In the noSQL world, the only database I worked with so far is BigTable. As far as I can tell, BigTable might not be the best choice for this problem. If I use the same "tables", for (3) I'd probably go with something like (assume ndb+python)
在noSQL世界中,到目前为止我使用的唯一数据库是BigTable。就我所知,BigTable可能不是这个问题的最佳选择。如果我使用相同的“表”,对于(3)我可能会使用类似的东西(假设ndb+python)
tcs = TC.query(
TC.tag_key.IN([math_tag_key, hard_tag_key])
).fetch()
content_keys = [tc.content_key for tc in tcs]
distinct_content_keys = set(content_keys) //eliminate repeated values
contents = ndb.get_multi(distinct_content_keys)
But,
但是,
- I don't know how well this would perform when
TC.tag_key.IN
receives 4 to 8 tags (any thoughts on this?) - 我不知道TC.tag_key的性能如何。IN接收4到8个标签(对此有什么想法吗?)
- I can't make query (4) because I can't join with CONTENT (BigTable doesn't do joins). The alternative would be replicating CONTENT's attributes in TC, which is a PITA. (is there a better way to do this in BigTable?)
- 我不能做查询(4),因为我不能与内容连接(BigTable不做连接)。另一种选择是在TC(一个PITA)中复制内容的属性。(在BigTable中有更好的方法吗?)
So, the bigger question here is: what database solves this problem best? I'm inclined to look into Graph databases to see how well they might solve this, but I think I need some expert opinions about it.
所以,更大的问题是:什么数据库能最好地解决这个问题?我倾向于查看图表数据库,看看它们能多好地解决这个问题,但我认为我需要一些专家的意见。
A Graph DB is really the way to go? Is Neo4J the best option?
图DB真的是正确的方法吗?Neo4J是最好的选择吗?
1 个解决方案
#1
3
One of the areas that graph databases excel at compared to relational DBs is the kind of problem you describe. If the answer in a relational DB world results in many joins (where many can depend on the DB, but starts to be an issue at maybe 8 and certainly by 16) then you should look at a graph DB.
图数据库优于关系DBs的一个方面是您所描述的那种问题。如果关系数据库世界中的答案导致许多连接(其中许多连接可以依赖于DB,但可能在8或16岁时开始成为问题),那么您应该查看图DB。

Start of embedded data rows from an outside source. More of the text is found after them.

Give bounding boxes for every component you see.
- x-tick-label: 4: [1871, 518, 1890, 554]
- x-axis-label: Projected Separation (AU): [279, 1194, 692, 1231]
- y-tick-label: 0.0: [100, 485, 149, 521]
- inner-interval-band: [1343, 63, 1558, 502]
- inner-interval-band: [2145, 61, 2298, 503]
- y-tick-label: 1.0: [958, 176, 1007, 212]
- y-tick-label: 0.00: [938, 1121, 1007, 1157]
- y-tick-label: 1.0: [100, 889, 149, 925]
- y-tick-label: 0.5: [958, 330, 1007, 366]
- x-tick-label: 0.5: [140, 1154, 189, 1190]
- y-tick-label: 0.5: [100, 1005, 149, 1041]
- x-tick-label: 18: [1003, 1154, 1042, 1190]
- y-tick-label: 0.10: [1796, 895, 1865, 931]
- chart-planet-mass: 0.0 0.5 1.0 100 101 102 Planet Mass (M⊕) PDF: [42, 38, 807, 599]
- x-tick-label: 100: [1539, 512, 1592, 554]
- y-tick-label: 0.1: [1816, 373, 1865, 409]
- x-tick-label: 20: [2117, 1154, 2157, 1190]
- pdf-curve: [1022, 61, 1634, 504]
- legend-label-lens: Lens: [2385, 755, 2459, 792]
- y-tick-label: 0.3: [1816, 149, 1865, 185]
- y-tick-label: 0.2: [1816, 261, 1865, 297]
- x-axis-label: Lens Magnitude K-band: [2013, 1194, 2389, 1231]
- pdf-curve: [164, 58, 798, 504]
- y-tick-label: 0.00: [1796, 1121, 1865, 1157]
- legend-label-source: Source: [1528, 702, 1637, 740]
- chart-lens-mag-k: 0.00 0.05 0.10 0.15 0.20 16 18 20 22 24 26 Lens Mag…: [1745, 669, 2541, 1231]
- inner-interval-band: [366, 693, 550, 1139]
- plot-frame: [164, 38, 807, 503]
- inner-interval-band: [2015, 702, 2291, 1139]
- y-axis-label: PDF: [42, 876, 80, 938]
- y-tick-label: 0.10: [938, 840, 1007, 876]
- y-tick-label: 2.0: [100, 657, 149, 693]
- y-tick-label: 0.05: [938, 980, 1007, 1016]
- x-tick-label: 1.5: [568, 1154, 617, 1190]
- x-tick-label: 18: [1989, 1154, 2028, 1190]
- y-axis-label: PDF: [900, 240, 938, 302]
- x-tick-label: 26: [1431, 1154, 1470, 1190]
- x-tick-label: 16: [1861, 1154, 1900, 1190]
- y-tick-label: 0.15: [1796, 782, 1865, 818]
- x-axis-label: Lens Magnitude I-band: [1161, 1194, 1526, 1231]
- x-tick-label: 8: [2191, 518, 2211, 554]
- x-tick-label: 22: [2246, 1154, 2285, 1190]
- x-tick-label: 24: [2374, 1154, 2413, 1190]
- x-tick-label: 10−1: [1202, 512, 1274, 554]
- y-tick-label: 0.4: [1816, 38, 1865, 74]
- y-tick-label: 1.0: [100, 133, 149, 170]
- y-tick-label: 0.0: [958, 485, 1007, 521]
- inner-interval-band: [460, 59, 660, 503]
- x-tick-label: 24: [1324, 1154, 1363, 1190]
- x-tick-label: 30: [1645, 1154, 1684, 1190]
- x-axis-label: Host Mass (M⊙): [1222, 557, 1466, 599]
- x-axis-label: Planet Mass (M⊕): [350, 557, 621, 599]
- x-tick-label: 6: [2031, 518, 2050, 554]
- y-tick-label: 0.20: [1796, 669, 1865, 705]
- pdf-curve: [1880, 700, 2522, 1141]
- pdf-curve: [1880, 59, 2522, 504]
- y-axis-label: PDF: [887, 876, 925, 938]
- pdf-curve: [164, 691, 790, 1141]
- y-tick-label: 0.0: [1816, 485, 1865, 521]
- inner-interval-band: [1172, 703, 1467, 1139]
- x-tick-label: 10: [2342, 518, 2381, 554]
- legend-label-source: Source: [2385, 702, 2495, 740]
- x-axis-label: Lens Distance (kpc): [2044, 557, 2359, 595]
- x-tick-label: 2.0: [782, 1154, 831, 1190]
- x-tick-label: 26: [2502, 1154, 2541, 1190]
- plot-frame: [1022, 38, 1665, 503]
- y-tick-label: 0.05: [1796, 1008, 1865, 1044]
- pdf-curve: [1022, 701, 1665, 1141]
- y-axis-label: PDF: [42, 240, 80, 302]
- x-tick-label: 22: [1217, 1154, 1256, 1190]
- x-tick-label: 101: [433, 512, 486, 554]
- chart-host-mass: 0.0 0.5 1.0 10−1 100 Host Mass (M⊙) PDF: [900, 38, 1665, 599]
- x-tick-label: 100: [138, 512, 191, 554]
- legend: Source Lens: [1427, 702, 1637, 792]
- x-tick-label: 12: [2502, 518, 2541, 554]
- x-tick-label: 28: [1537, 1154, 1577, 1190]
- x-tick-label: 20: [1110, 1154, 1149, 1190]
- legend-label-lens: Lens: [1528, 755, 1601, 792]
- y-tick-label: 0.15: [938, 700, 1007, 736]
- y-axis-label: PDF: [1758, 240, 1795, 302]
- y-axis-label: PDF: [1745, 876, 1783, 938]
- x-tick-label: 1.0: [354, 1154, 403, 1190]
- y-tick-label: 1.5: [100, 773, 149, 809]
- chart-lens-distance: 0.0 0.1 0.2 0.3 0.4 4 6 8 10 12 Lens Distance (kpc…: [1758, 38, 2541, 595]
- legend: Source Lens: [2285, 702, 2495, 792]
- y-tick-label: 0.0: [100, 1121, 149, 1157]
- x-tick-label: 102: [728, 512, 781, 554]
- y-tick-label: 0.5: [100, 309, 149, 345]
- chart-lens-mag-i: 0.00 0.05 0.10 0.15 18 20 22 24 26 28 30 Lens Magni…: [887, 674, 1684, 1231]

In addition to Neo4J you may want to look at Titan and either way you may want to look at whether you want something like Blueprints or Spring on top to help isolate you from the implementation specifics (though that can bring other problems if you really need high performance).
除了Neo4J之外,您可能还希望查看Titan,或者以任何一种方式查看您是否希望使用Blueprints或Spring on top来帮助您与实现细节隔离(尽管如果您确实需要高性能,这可能会带来其他问题)。
#1
3
One of the areas that graph databases excel at compared to relational DBs is the kind of problem you describe. If the answer in a relational DB world results in many joins (where many can depend on the DB, but starts to be an issue at maybe 8 and certainly by 16) then you should look at a graph DB.
图数据库优于关系DBs的一个方面是您所描述的那种问题。如果关系数据库世界中的答案导致许多连接(其中许多连接可以依赖于DB,但可能在8或16岁时开始成为问题),那么您应该查看图DB。
In addition to Neo4J you may want to look at Titan and either way you may want to look at whether you want something like Blueprints or Spring on top to help isolate you from the implementation specifics (though that can bring other problems if you really need high performance).
除了Neo4J之外,您可能还希望查看Titan,或者以任何一种方式查看您是否希望使用Blueprints或Spring on top来帮助您与实现细节隔离(尽管如果您确实需要高性能,这可能会带来其他问题)。